The tertiary would work as something of a sidekick to the inferior, in much the same way the aux works as a sidekick to the dominant. But the third function can also be assimilated and differentiated, where the inferior likely always remains (in most people) undifferentiated. Remember the reason the inferior can topple the entire boat, in Von Franz's terms, is because it carries with it the path to the shadow and the unconscious. That would include everything you have consciously rejected and/or repressed. That's just too much for someone's ego to be able to hold back if it were to ever erupt. Even under normal circumstances people tend to project their inferior onto others rather than 'own' it themselves. In some ways you could maybe conceptualize the inferior as something of an alter-ego or a second personality in a way (that's not an entirely correct characterization but it helps get the point across that the inferior is not just function number 4 in practice.)

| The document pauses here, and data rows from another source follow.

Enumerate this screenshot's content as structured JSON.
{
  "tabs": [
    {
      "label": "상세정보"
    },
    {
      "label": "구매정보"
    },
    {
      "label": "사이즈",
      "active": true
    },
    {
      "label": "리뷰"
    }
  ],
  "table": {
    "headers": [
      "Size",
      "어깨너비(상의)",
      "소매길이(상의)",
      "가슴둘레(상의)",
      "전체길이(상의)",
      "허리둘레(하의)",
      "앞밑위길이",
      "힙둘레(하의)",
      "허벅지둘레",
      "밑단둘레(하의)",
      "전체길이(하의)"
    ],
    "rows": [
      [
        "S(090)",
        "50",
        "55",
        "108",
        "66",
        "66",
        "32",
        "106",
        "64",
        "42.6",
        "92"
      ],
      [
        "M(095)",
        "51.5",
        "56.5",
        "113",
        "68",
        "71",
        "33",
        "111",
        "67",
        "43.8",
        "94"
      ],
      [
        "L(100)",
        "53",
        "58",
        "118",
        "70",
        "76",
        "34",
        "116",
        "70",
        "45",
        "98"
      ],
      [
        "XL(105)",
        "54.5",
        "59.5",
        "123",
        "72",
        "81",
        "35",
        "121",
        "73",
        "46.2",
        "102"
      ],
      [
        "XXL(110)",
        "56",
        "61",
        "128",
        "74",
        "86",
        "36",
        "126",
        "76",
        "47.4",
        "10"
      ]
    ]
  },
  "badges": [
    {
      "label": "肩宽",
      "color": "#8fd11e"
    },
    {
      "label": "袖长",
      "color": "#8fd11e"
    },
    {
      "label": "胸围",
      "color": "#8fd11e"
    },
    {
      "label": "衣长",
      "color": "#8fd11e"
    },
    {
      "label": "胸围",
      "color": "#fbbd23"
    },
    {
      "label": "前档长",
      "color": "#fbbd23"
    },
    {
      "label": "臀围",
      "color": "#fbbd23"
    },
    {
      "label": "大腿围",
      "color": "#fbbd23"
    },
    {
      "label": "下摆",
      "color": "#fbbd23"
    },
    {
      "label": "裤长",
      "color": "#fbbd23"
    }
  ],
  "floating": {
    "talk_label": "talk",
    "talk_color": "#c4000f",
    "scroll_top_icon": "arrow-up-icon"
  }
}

Remember the shadow or the inferior function isn't always bad or wrong or evil. It just may seem that way when we process it through our dominant function because it represents a perspective that is entirely foreign from how we normally do business and likely one that we over time have learned to reject.


----------



## zynthaxx (Aug 12, 2009)

Neverontime said:


> I think Jung said that the inferior and the tertiary functions are all mixed together in the unconscious. That in theory, would mean that there would be slight differences in the inferior eruptions between types with a different tert function. I believe when my Te manifests, I become more aware of my surroundings although, in a negative way.
> I would expect INTPs to experience their Sensing function in a similar fashion.
> I've noticed ISTPs inferior eruptions as them feeling that they're unimportant to others. They seem to make assumptions about why others don't make the effort to include or consider them (which seem to be what you'd expect from a negative tert N), they _know_ what others were thinking or doing even if they weren't there. They also expect a huge effort made by the other person to include them. Which is quite a shock when you're used to ISTPs being so independent and secure about themselves. Does that sound familiar to anyone else?


Pretty much right on. I become more of a tinfoil hat kinda guy than filled with a false sense of entitlement as per your description, but the motive for it is pretty well-described.
INTPs in the same situation are likely to remember every other time in their lives when something similar was attempted by them and everything went wrong - that would be a negative aspect of Si feeding the Fe, I guess.


----------



## Kynx (Feb 6, 2012)

zynthaxx said:


> Pretty much right on. I become more of a tinfoil hat kinda guy than filled with a false sense of entitlement as per your description, but the motive for it is pretty well-described.


I should have worded that better, not so much that they expected a huge effort, more so like they viewed a huge effort as being standard and assumed that level of effort had been put into involving others. 



> INTPs in the same situation are likely to remember every other time in their lives when something similar was attempted by them and everything went wrong - that would be a negative aspect of Si feeding the Fe, I guess.


Lol, yes I think that would be accurate for tert Si, every time things have gone wrong, it's never going to improve or nothing will change for the better, etc. For me it revolves around goals that I haven't achieved, even though in actual fact, they aren't that important to me.


----------



## Entropic (Jun 15, 2012)

zynthaxx said:


> INTPs in the same situation are likely to remember every other time in their lives when something similar was attempted by them and everything went wrong - that would be a negative aspect of Si feeding the Fe, I guess.


I can second this although I wonder again how much enneagram plays a role in general.


----------



## Breath (Nov 21, 2012)

(English is not my native language. I can misunderstand what you wrote, struggle to explain my ideas and make mistakes. Hope you'll understand.)

I'm not sure how much Fe in INTP and in ISTP could be different - or, more precisely, be expressed in different ways. It think that when Fe manifests itself, Se makes ISTPs more action-oriented, less inclined to feel so... so trapped in their own thoughts, in their own mind; while INTPs undergo the influence of their Si - and zynthaxx and Neverontime explained this better than how I can. But cognitive functions are the approach, while the behavior is more related to the enneagram, if I got it; so maybe Fe can manifest itself in the same way, in people with the same enneagram type, but cause different thoughts. I don't know how to explain better my idea :/


----------